The material at the center of the experiment, bismuth selenide (Bi₂Se₃), is a topological insulator — a class of quantum material in which the interior behaves as an ordinary insulator while the surface carries highly mobile conducting states. Its threefold rotational symmetry is precisely what makes the angular momentum reversal not just possible but inevitable under the right excitation conditions. A 2026 review in Materials Advances identifies bismuth selenide as a leading candidate material for spintronic and quantum computing devices, citing its unique surface state properties and compatibility with next-generation device architectures.

The technique itself — driving atomic vibrations with terahertz pulses and recording the result stroboscopically — represents a repeatable, tunable method for probing the angular momentum landscape of quantum materials. Researchers say the approach opens new avenues for studying and guiding ultrafast processes in quantum materials, with potential applications in next-generation memory devices and quantum information processing. The work involved six institutions: the Fritz Haber Institute of the Max Planck Society, HZDR, TU Dresden, Forschungszentrum Jülich, Tel Aviv University, and Eindhoven University of Technology.


Frequently Asked Questions

What is phonon angular momentum and why does it matter for quantum computing?

Phonons are quantized vibrations of atoms in a crystal lattice. When those vibrations are circular rather than back-and-forth, they carry angular momentum — a rotational quantity linked directly to magnetism. Because quantum computers rely on precise magnetic states at the atomic scale, understanding how this angular momentum moves and transforms inside a material is a prerequisite for engineering better qubit control.

How does terahertz laser physics enable scientists to observe atomic-scale rotation?

A terahertz laser pulse drives atoms in a crystal along circular orbits by resonating with specific lattice vibration frequencies. A second ultrafast probe pulse then photographs these vibrations stroboscopically — in effect, taking high-speed snapshots fast enough to capture how the rotation evolves and transfers between different vibration modes. The HZDR team used this technique to capture the phonon angular momentum reversal directly for the first time.

What is a topological insulator, and why was bismuth selenide chosen for this experiment?

A topological insulator is a quantum material that is electrically insulating in its interior but carries highly conducting states on its surface, protected by the material's symmetry. Bismuth selenide was chosen because its threefold rotational symmetry mathematically dictates the angular momentum reversal the team was looking for — making the effect both predictable and experimentally observable.

Does this quantum materials research bring quantum memory closer to room temperature?

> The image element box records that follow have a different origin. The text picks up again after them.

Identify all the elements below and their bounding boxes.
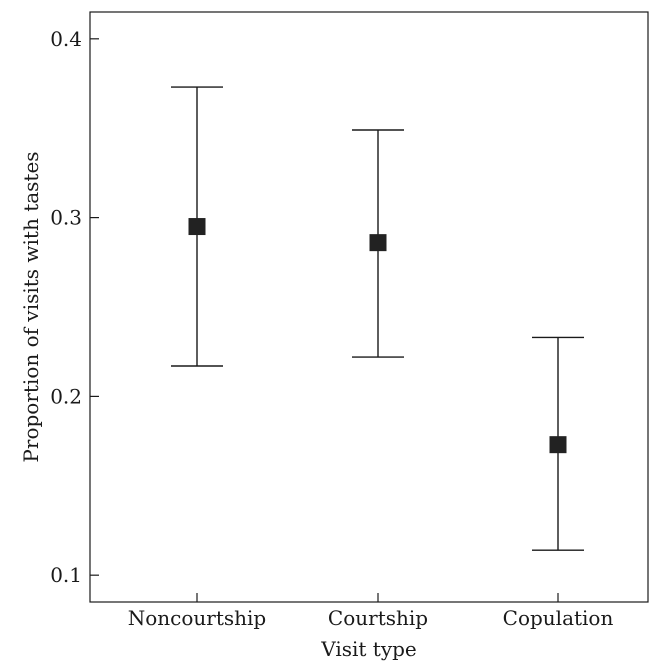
data-point-marker — [549, 436, 567, 454]
y-tick-label: 0.3 — [50, 206, 82, 230]
x-axis-title: Visit type — [320, 637, 417, 661]
x-tick-label: Noncourtship — [128, 606, 267, 630]
y-tick-label: 0.1 — [50, 563, 82, 587]
y-tick-label: 0.4 — [50, 27, 82, 51]
y-tick-label: 0.2 — [50, 384, 82, 408]
data-point-marker — [188, 218, 206, 236]
y-axis: 0.1 0.2 0.3 0.4 — [50, 27, 99, 587]
x-tick-label: Copulation — [503, 606, 614, 630]
x-axis: Noncourtship Courtship Copulation — [128, 593, 614, 630]
y-axis-title: Proportion of visits with tastes — [19, 151, 43, 462]
data-point-marker — [369, 234, 387, 252]
plot-frame — [89, 11, 649, 603]
x-tick-label: Courtship — [328, 606, 428, 630]
data-marks — [171, 86, 584, 551]
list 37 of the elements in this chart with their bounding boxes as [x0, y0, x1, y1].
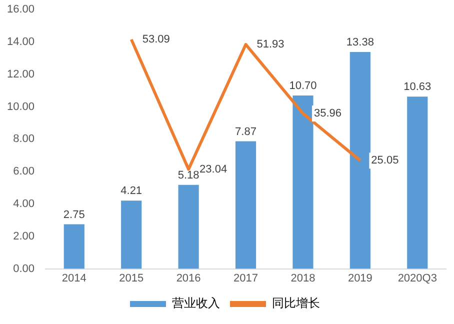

The study does not deliver a room-temperature quantum device, but it provides the first experimental handle on a fundamental physical process — phonon-to-phonon angular momentum transfer — that governs how magnetic states in quantum materials behave at the atomic scale. Researchers describe the work as opening new directions toward ultrafast quantum memory and information storage that could eventually operate at less extreme temperatures than today's cryogenically cooled quantum hardware.